The GLMM contains a linear mixed model inside the inverse link function. This model component is referred to as the linear predictor,

\[  \bm {\eta } = \bX \bbeta + \bZ \bgamma  \]

The variance of the observations, conditional on the random effects, is

\[  \mr {Var}[\bY | \bgamma ] = \bA ^{1/2}\mb {R}\bA ^{1/2}  \]
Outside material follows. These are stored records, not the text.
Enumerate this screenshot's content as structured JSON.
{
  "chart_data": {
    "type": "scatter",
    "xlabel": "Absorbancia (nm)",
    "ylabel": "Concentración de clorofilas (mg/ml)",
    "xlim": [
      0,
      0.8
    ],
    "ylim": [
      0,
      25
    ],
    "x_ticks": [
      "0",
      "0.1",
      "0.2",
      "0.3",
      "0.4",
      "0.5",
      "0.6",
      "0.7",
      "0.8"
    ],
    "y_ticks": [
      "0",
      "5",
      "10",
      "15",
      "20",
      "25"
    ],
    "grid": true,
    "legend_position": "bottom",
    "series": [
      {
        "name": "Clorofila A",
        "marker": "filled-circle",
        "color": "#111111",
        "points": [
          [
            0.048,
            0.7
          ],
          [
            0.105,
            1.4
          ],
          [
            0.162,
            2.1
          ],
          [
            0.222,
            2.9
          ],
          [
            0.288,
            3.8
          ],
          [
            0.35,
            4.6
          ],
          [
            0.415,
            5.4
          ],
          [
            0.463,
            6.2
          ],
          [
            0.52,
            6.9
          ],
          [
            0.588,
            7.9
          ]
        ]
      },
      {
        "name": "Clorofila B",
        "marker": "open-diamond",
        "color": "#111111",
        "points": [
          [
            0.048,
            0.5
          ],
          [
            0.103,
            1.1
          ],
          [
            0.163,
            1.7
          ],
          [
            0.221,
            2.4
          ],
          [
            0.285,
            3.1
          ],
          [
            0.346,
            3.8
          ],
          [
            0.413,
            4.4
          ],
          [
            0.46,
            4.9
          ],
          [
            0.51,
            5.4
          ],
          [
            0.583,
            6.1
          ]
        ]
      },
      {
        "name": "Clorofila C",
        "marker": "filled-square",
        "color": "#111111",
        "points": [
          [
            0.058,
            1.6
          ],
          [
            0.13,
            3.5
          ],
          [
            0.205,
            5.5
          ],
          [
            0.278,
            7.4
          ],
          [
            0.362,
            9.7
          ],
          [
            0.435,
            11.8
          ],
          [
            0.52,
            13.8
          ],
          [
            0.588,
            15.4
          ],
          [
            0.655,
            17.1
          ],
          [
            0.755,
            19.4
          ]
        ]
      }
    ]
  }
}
The matrix $\bA $ is a diagonal matrix and contains the variance functions of the model. The variance function expresses the variance of a response as a function of the mean. The GLIMMIX procedure determines the variance function from the DIST= option in the MODEL statement or from the user-supplied variance function (see the section Implied Variance Functions). The matrix $\bR $ is a variance matrix specified by the user through the RANDOM statement. If the conditional distribution of the data contains an additional scale parameter, it is either part of the variance functions or part of the $\bR $ matrix. For example, the gamma distribution with mean $\mu $ has the variance function $a(\mu ) = \mu ^2$ and $\mr {Var}[Y|\bgamma ] = \mu ^2 \phi $. If your model calls for G-side random effects only (see the next section), the procedure models $\bR = \phi \mb {I}$, where $\bI $ is the identity matrix. Table 41.20 identifies the distributions for which $\phi \equiv 1$.